Now let $\Gamma$ be a group, and assume that $\Gamma$ acts compatibly on $G$ and on $X$ (see my question
 Equivalence and weak equivalence of groupoids
for a natural example of such action). We say that the $\Gamma$-groupoid  $G\ltimes X$ is an action $\Gamma$-groupoid.

Question 1. Is it true that any connected $\Gamma$-groupoid is isomorphic to an action $\Gamma$-groupoid?
Question 2. Is it true that any connected $\Gamma$-groupoid is weakly $\Gamma$-equivalent to an action $\Gamma$-groupoid?

See Equivalence and weak equivalence of groupoids for the definition of a quasi-isomorphism (weak equivalence).
We say that two $\Gamma$-groupoids are weakly $\Gamma$-equivalent if they can be connected by a chain of quasi-isomorphisms of $\Gamma$-groupoids.
I expect the answer "No" to Question 1, and therefore I ask Question 2, to which I expect the answer "Yes".
 A: The answer to Question 1 is, as expected, "No".
Let $(A\rightrightarrows X)=(X\times X\rightrightarrows X)$.
If our groupoid is an action groupoid, i.e., of the form $G\ltimes X$,
then the $\Gamma$-set $X$ with $G$-action must be a torsor (principal homogeneous space) of $G$.
Take $X=\{1,2,\dots,p\}$, where $p$ is a prime number, $p\ge 5$.
Take $\Gamma=A_p$ (the alternating group) with the standard action on $X$.

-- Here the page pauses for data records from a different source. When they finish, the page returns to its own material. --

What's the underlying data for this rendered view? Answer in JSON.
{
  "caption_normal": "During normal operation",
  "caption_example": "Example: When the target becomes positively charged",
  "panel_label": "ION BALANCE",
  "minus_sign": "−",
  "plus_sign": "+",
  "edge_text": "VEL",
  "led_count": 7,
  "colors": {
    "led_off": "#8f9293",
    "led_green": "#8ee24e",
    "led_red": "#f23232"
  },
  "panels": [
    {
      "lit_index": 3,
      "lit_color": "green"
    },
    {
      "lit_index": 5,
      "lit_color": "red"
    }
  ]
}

We show that our $\Gamma$-set $X$ cannot be isomorphic to a torsor of a $\Gamma$-group.
If our $X$ is a torsor of a $\Gamma$-group $G$, then $|G|=p$,
hence $G\simeq{{\mathbb{Z}}}/p{{\mathbb{Z}}}$ and ${\rm Aut}\ G\simeq {{\mathbb{F}}}_p^\times$.

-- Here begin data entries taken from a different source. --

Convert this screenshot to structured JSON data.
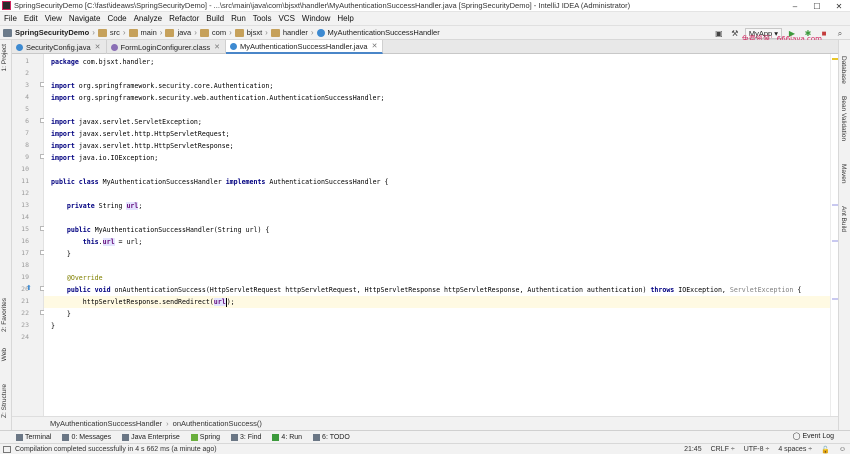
{
  "window": {
    "title": "SpringSecurityDemo [C:\\fast\\ideaws\\SpringSecurityDemo] - ...\\src\\main\\java\\com\\bjsxt\\handler\\MyAuthenticationSuccessHandler.java [SpringSecurityDemo] - IntelliJ IDEA (Administrator)",
    "controls": [
      "–",
      "☐",
      "✕"
    ]
  },
  "menu": [
    "File",
    "Edit",
    "View",
    "Navigate",
    "Code",
    "Analyze",
    "Refactor",
    "Build",
    "Run",
    "Tools",
    "VCS",
    "Window",
    "Help"
  ],
  "navbar": {
    "crumbs": [
      "SpringSecurityDemo",
      "src",
      "main",
      "java",
      "com",
      "bjsxt",
      "handler",
      "MyAuthenticationSuccessHandler"
    ],
    "run_config": "MyApp",
    "watermark": "免费资源：666java.com"
  },
  "tabs": [
    {
      "label": "SecurityConfig.java",
      "active": false
    },
    {
      "label": "FormLoginConfigurer.class",
      "active": false
    },
    {
      "label": "MyAuthenticationSuccessHandler.java",
      "active": true
    }
  ],
  "left_tools": [
    "1: Project",
    "2: Favorites",
    "Web",
    "Z: Structure"
  ],
  "right_tools": [
    "Database",
    "Bean Validation",
    "Maven",
    "Ant Build"
  ],
  "editor": {
    "line_numbers": [
      "1",
      "2",
      "3",
      "4",
      "5",
      "6",
      "7",
      "8",
      "9",
      "10",
      "11",
      "12",
      "13",
      "14",
      "15",
      "16",
      "17",
      "18",
      "19",
      "20",
      "21",
      "22",
      "23",
      "24"
    ],
    "code": {
      "l1": "package com.bjsxt.handler;",
      "l3": "import org.springframework.security.core.Authentication;",
      "l4": "import org.springframework.security.web.authentication.AuthenticationSuccessHandler;",
      "l6": "import javax.servlet.ServletException;",
      "l7": "import javax.servlet.http.HttpServletRequest;",
      "l8": "import javax.servlet.http.HttpServletResponse;",
      "l9": "import java.io.IOException;",
      "l11": "public class MyAuthenticationSuccessHandler implements AuthenticationSuccessHandler {",
      "l13": "    private String url;",
      "l15": "    public MyAuthenticationSuccessHandler(String url) {",
      "l16": "        this.url = url;",
      "l17": "    }",
      "l19": "    @Override",
      "l20": "    public void onAuthenticationSuccess(HttpServletRequest httpServletRequest, HttpServletResponse httpServletResponse, Authentication authentication) throws IOException, ServletException {",
      "l21": "        httpServletResponse.sendRedirect(url);",
      "l22": "    }",
      "l23": "}"
    }
  },
  "editor_breadcrumb": [
    "MyAuthenticationSuccessHandler",
    "onAuthenticationSuccess()"
  ],
  "tool_windows": [
    "Terminal",
    "0: Messages",
    "Java Enterprise",
    "Spring",
    "3: Find",
    "4: Run",
    "6: TODO"
  ],
  "event_log": "Event Log",
  "status": {
    "message": "Compilation completed successfully in 4 s 662 ms (a minute ago)",
    "position": "21:45",
    "line_sep": "CRLF ÷",
    "encoding": "UTF-8 ÷",
    "indent": "4 spaces ÷"
  }
}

Since $\Gamma$ is a simple group, there are no non-trivial homomorphisms $\Gamma\to {{\mathbb{F}}}_p^\times$,
hence $\Gamma$ acts on $G$ trivially. 
Torsors of $G$ are classified by
$$
H^1(\Gamma, G)={\rm Hom}(\Gamma, {{\mathbb{Z}}}/p{{\mathbb{Z}}})=0.
$$
We conclude that if $|X|=p$ and $X$ is a torsor of a $\Gamma$-group with $\Gamma=A_p$,
then $\Gamma$ acts on $X$ trivially. 
Thus our groupoid $X\times X\rightrightarrows X$, where $\Gamma$ acts on $X$ in the standard way
(hence, nontrivially), is not isomorphic to an action groupoid.

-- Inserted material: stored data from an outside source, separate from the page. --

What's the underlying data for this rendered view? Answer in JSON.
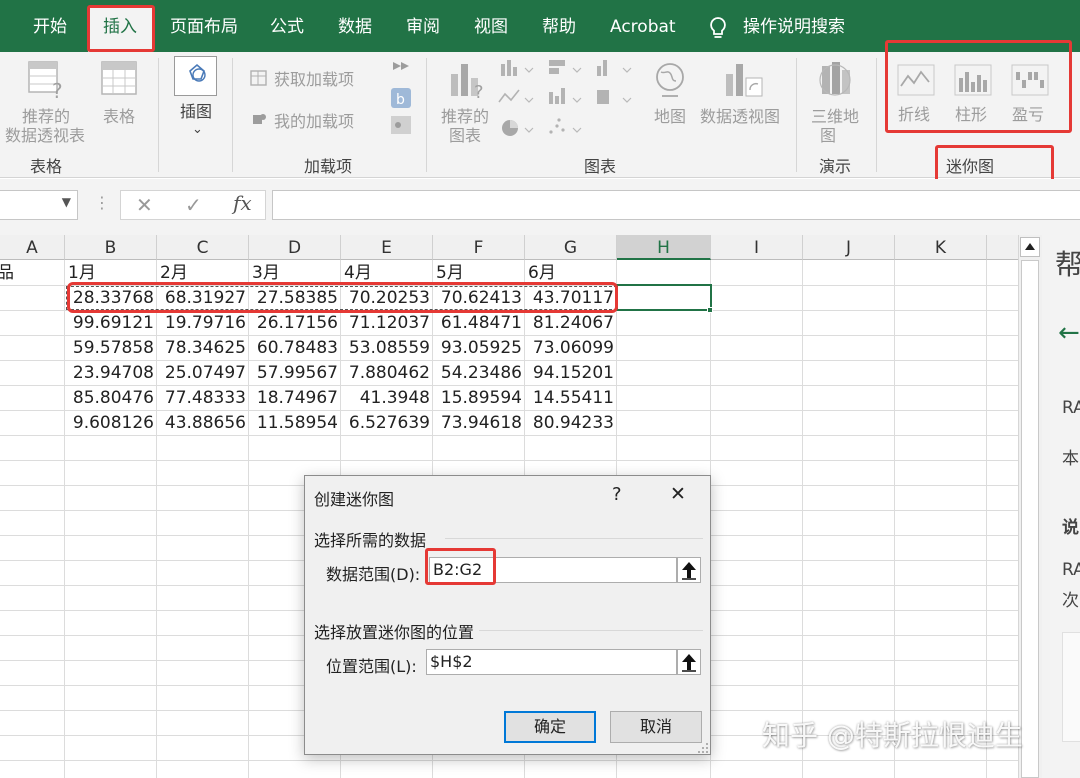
{
  "ribbon_tabs": [
    {
      "label": "开始"
    },
    {
      "label": "插入"
    },
    {
      "label": "页面布局"
    },
    {
      "label": "公式"
    },
    {
      "label": "数据"
    },
    {
      "label": "审阅"
    },
    {
      "label": "视图"
    },
    {
      "label": "帮助"
    },
    {
      "label": "Acrobat"
    },
    {
      "label": "操作说明搜索"
    }
  ],
  "ribbon": {
    "tables": {
      "group": "表格",
      "pivot_line1": "推荐的",
      "pivot_line2": "数据透视表",
      "table": "表格"
    },
    "illustrations": {
      "label": "插图",
      "chevron": "⌄"
    },
    "addins": {
      "group": "加载项",
      "get": "获取加载项",
      "mine": "我的加载项"
    },
    "charts": {
      "group": "图表",
      "recommended_line1": "推荐的",
      "recommended_line2": "图表",
      "map": "地图",
      "pivotchart": "数据透视图"
    },
    "tours": {
      "group": "演示",
      "map3d_line1": "三维地",
      "map3d_line2": "图"
    },
    "sparklines": {
      "group": "迷你图",
      "line": "折线",
      "column": "柱形",
      "winloss": "盈亏"
    }
  },
  "formula_bar": {
    "name_box_value": "",
    "cancel": "✕",
    "enter": "✓",
    "fx": "fx",
    "formula_value": ""
  },
  "sheet": {
    "columns": [
      "A",
      "B",
      "C",
      "D",
      "E",
      "F",
      "G",
      "H",
      "I",
      "J",
      "K"
    ],
    "a1": "品",
    "months": [
      "1月",
      "2月",
      "3月",
      "4月",
      "5月",
      "6月"
    ],
    "rows": [
      [
        "28.33768",
        "68.31927",
        "27.58385",
        "70.20253",
        "70.62413",
        "43.70117"
      ],
      [
        "99.69121",
        "19.79716",
        "26.17156",
        "71.12037",
        "61.48471",
        "81.24067"
      ],
      [
        "59.57858",
        "78.34625",
        "60.78483",
        "53.08559",
        "93.05925",
        "73.06099"
      ],
      [
        "23.94708",
        "25.07497",
        "57.99567",
        "7.880462",
        "54.23486",
        "94.15201"
      ],
      [
        "85.80476",
        "77.48333",
        "18.74967",
        "41.3948",
        "15.89594",
        "14.55411"
      ],
      [
        "9.608126",
        "43.88656",
        "11.58954",
        "6.527639",
        "73.94618",
        "80.94233"
      ]
    ]
  },
  "help_pane": {
    "title": "帮",
    "back": "←",
    "t1": "RA",
    "t2": "本",
    "t3": "说",
    "t4": "RA",
    "t5": "次"
  },
  "dialog": {
    "title": "创建迷你图",
    "help": "?",
    "close": "✕",
    "section_data": "选择所需的数据",
    "data_range_label": "数据范围(D):",
    "data_range_value": "B2:G2",
    "section_location": "选择放置迷你图的位置",
    "location_label": "位置范围(L):",
    "location_value": "$H$2",
    "ok": "确定",
    "cancel": "取消"
  },
  "watermark": "知乎 @特斯拉恨迪生",
  "colors": {
    "excel_green": "#217346",
    "highlight_red": "#e53935",
    "dialog_focus": "#0078d7"
  }
}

The above argument goes through for $X=\{1,2,\dots,n\}$ and $\Gamma=A_n$ for any $n\ge5$, not necessarily prime.
Indeed, then ${\rm Aut}\ G\subset S_{n-1}$, hence there are no nontrivial homomorphisms $\Gamma\to{\rm Aut}\ G$.
A: I might be wrong but at first glance, I would say "yes" to Question 1. The reason is the following. If a groupoid $\Gamma \rightrightarrows Y$ acts by automorphisms on a groupoid $A\rightrightarrows X$, one can form the semi-direct product groupoid $\Gamma\ltimes A$ with unit space $X$ and morphisms $(\Gamma\ltimes A)_1$ elements $(\gamma,a)\in \Gamma\times A$ such that $\gamma a$ makes sense. Now, if $A\cong G\ltimes X$ is connected, and if $\Gamma$ is a group acting compatibly on $G$ and $X$, then $\Gamma\ltimes (G\ltimes X)\rightrightarrows X$ is isomorphic to $(\Gamma\ltimes G)\ltimes X \rightrightarrows X$. Moreover, any connected $\Gamma$-groupoid is in particular connected and hence in the form $G\ltimes X$. By construction of the group $G$, $\Gamma$ acts compatibly on it and $X$, and $\Gamma\ltimes A$ is a action $\Gamma$-groupoid.